The image went again the "Fabio Keiner way". This time I don't know if this was really good, and so I'd be very glad for any hints/ideas/critiques.
Yes. And that "fight for a better world" doesn't happen in leaving rooms. This doesn't bring anything. It's political activism in its best sense that does that. In other words, if the people of the former GDR haven't been on the barricades we would still have the Berlin wall.
Indeed it is not fair, Gustavo! It is the most unfair balance that one could imagine.
But this unfairness comes also from the fact that many things are not as they should be. One of these things is the identity that we see here. As long as we don't understand that there is no difference between male, female, etc, as human beings, there can be no fairness at all. So, the political activism that produces such graffities simply screams out what *should* be! It is not what *is*, it is what *should* be.

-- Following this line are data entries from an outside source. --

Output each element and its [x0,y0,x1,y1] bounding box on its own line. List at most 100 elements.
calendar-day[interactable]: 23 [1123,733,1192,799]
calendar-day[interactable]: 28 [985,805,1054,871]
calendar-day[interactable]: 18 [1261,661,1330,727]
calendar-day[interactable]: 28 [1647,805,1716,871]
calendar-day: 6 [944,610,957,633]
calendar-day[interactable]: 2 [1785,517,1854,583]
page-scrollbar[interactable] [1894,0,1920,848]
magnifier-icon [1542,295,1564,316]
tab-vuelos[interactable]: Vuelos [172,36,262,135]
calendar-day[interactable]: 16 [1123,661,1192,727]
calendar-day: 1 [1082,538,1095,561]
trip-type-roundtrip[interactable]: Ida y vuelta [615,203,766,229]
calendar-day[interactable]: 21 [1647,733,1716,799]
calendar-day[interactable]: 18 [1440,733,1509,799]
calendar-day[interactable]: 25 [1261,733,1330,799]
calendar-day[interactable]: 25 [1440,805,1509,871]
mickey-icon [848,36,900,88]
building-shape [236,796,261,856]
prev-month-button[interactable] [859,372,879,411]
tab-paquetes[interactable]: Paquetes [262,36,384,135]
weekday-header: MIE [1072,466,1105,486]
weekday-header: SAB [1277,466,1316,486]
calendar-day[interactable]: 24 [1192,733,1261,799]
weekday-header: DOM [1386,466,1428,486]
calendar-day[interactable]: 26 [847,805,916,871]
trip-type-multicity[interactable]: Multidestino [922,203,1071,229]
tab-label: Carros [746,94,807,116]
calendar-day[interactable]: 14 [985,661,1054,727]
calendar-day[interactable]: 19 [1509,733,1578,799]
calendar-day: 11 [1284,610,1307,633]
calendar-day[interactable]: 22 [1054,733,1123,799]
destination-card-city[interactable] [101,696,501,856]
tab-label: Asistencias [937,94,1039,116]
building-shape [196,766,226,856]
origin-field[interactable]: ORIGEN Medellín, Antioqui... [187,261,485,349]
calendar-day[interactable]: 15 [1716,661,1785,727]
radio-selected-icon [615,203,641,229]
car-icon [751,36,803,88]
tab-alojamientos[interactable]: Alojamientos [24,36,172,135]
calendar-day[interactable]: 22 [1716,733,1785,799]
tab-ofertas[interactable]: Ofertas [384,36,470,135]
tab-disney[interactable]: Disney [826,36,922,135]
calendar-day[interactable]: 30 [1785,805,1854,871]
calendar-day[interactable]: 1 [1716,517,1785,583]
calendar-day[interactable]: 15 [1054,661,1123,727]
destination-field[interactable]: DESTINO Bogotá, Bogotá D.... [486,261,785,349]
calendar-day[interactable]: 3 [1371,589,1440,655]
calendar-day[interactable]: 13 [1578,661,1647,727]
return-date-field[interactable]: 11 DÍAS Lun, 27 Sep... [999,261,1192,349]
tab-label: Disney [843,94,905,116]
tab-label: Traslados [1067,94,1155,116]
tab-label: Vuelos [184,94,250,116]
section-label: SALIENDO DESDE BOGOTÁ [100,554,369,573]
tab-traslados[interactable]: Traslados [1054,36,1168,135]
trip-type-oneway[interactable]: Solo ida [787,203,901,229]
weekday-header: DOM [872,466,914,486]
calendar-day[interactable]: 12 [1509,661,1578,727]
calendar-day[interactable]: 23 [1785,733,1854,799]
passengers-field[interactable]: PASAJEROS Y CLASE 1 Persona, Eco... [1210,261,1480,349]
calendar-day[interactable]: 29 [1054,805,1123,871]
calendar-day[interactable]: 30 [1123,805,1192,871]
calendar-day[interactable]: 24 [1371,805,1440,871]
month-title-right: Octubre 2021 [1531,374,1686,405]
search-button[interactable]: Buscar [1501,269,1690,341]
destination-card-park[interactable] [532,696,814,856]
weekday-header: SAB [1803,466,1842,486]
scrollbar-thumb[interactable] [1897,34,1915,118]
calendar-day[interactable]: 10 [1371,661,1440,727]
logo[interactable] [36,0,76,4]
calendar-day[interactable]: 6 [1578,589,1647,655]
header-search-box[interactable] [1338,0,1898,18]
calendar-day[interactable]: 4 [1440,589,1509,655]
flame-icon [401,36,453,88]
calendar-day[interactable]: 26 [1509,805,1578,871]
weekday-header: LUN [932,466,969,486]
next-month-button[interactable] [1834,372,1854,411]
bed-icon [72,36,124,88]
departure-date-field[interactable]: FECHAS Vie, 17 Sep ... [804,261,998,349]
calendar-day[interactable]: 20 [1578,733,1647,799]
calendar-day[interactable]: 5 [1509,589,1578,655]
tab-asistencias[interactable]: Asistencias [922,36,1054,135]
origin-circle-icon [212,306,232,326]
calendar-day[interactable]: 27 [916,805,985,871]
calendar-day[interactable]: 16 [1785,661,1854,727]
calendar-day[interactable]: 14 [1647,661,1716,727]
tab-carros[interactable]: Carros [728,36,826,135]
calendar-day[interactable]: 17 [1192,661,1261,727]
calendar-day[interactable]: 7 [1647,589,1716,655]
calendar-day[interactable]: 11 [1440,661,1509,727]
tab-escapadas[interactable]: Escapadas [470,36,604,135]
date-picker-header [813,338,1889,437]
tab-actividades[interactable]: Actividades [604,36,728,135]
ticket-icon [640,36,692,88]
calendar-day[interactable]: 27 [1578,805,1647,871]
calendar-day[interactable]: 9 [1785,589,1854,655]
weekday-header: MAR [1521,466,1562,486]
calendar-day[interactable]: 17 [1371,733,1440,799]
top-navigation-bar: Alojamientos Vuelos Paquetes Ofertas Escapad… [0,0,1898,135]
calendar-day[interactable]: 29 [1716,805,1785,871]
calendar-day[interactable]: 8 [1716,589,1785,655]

This one is an identity as it *should* have been on the world. It is human = human, no matter of belonging to some certain group. It says, man = woman = 50-50 in their property of being human beings. Still they are treated differently. What kind of fairness can we expect, when the public opinion and many times also the law itself measures human beings differently, according to their "group"?
But we make also progress! At least there *are* political activists around!
Well, a hard problem it is to like them or dislike them, in general. On the one hand I can understand people very well, when they are very upset about such graffiti on the walls of their homes. Much more than gusto, it is also a kind of "overruling" my own decision of how my home should look, etc. And if it is statues or monuments that are the target of such graffities, I can also get very upset with that.
On the other hand, if such activists wouldn't be present, I assume, we still wouldn't have the right to go voting, or to have a sharply defined working time, social insurance, and the like. We would be, again I assume, still subject to the will of some king, or duke, or anything.
So, when some people have something to say, which is against some established situation, and when they aren't given any other possibility to be heard, I can also understand that they will use any other avialable mean.
I also find many of those graffities rather ugly. But it is not easy to say that they deface. This would be much like raising my own taste above all others, and so I have my difficulties with that.
But there is also good news about this confict. With the always more and more availabe web related technologies, the center of such activities is being shifted towards the web. So, any group can be heard, and at the same time the number of politically oriented graffities went reamarkably down. I think it will go down to zero.
Oh, and not to forget, those people I made the series of, limit their activities on that house, their central office, if you like. And that house belongs to nobody now. It had some owner in the past, but nobody knows what happened with him/her, and nobody has interest to buy it up to now.
Genial!, una equilibrada ecuación!, aunque te digo que si usamos como parámetro de peso, los ingresos per cápita o el consumo de energía o tantas cosas que se te puedan ocurrir, para igualar una ecuación de este tipo, por un lado tendrías unos pocos, y por el otro, todos los millones restantes...:-(, La organización de nuestro mundo no es para nada justa.
A good capture of the symbols and the texture and detail they're painted on, Nick! I don't really like the way graffiti defaces public and private property though. Dave.